Потерянные слова (Уильямс) - страница 43

— Папа, я бы никогда…

— Эсме, отдай мне свечу!

— Ты не понимаешь, я просто…

Папа задул свечу и рухнул на стул. К потолку потянулась дрожащая струйка дыма.

Я вывернула карманы и показала, что они пустые. Думала, что папа захочет проверить мои носки и рукава, поэтому смотрела на него так, словно мне нечего было скрывать. Он лишь тяжело вздохнул и поднялся, чтобы выйти из Скриптория. Я пошла следом. Когда он шепотом велел мне осторожно закрыть дверь, я выполнила его просьбу.

Утренняя заря только начинала окрашивать сад. В доме было темно, только в самом верхнем окне над кухней мигал огонек. Если бы Лиззи выглянула в окно, она бы меня увидела. Я почти физически почувствовала тяжесть сундука, когда представила, как вытаскиваю его из-под кровати.

Но Лиззи и ее сундук были так же далеки от меня, как Шотландия. До отъезда я их не увижу — это и есть мое наказание.

Апрель 1898

Папа приехал ко мне в Колдшилс во время пасхальных каникул. Он получил письмо от сестры, моей настоящей тети. Она беспокоилась за меня. Всегда ли я была такой замкнутой? Она-то помнила меня другой — веселой и любознательной. Тетя сожалела, что не навестила меня раньше — не получалось! — но она заметила у меня синяки на обеих кистях. «От хоккея», — объяснила ей я. «Чушь!» — написала тетя папе.

Он рассказал мне все это в поезде, когда мы возвращались в Оксфорд. Мы ели шоколад, и я призналась, что никогда не играла в хоккей. Я посмотрела через его плечо на свое отражение в темном окне вагона. Я выглядела старше своих лет.

Папа держал мои ладони и осторожно растирал мне костяшки пальцев. На левой руке синяк стал бледно-желтым и едва просматривался, а на правой кисти остался красный рубец. Сморщенная от ожогов кожа всегда заживала дольше. Папа целовал мне руки и прижимал их к своей мокрой щеке. Он же не отправит меня обратно? Я боялась спрашивать. «Твоя мама знала бы, как поступить», — ответит он и напишет письмо Дитте.

Я высвободила ладони из его рук и легла на сиденье. Меня не волновало, что мой рост был как у взрослого. Я чувствовала себя ребенком, причем очень уставшим.
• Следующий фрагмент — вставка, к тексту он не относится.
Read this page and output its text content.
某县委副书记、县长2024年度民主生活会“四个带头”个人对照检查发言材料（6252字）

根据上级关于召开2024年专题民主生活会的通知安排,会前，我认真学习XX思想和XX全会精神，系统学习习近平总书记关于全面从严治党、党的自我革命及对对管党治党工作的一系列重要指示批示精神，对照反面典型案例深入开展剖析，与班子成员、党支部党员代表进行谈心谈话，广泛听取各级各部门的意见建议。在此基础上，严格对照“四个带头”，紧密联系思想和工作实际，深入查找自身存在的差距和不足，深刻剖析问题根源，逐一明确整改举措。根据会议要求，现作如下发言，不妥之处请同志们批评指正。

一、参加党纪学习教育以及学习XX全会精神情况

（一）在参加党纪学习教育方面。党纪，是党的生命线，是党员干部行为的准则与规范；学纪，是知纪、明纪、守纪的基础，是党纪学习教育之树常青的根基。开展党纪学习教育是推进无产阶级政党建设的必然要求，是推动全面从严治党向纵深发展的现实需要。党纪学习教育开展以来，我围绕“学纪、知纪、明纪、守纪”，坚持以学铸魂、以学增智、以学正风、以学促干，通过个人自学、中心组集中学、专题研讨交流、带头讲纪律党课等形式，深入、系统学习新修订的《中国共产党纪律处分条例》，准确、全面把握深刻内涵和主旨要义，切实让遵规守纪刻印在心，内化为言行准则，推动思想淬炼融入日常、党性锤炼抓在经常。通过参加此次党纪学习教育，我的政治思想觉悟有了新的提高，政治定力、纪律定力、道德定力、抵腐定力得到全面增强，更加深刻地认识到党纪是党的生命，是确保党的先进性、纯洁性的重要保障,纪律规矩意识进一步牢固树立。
Подтянув колени к груди, я обхватила их руками. Папа накрыл меня своим пальто. Терпкий и сладкий запах табака. Я зажмурилась и вдохнула его. Как же я по нему соскучилась! Я подтянула пальто к лицу и уткнулась носом в колючую шерсть. К сладким нотам присоединился еле уловимый запах сырости. Так пахнет старая бумага. Мне приснилось, что я сидела под сортировочным столом, а когда проснулась, мы были уже в Оксфорде.

* * *

На следующий день папа не стал будить меня, и я спустилась вниз далеко за полдень. Я хотела провести время до ужина в теплой гостиной, но, открыв дверь, увидела Дитте. Они с папой сидели у камина и, как только я вошла, прервали разговор. Папа стал набивать трубку, а Дитте подошла ко мне. Без всяких колебаний она обняла меня, пытаясь уместить мое долговязое тело в свои пышные формы. Она думала, что все еще имеет на это право. Я не ответила на объятия, и Дитте отпустила меня.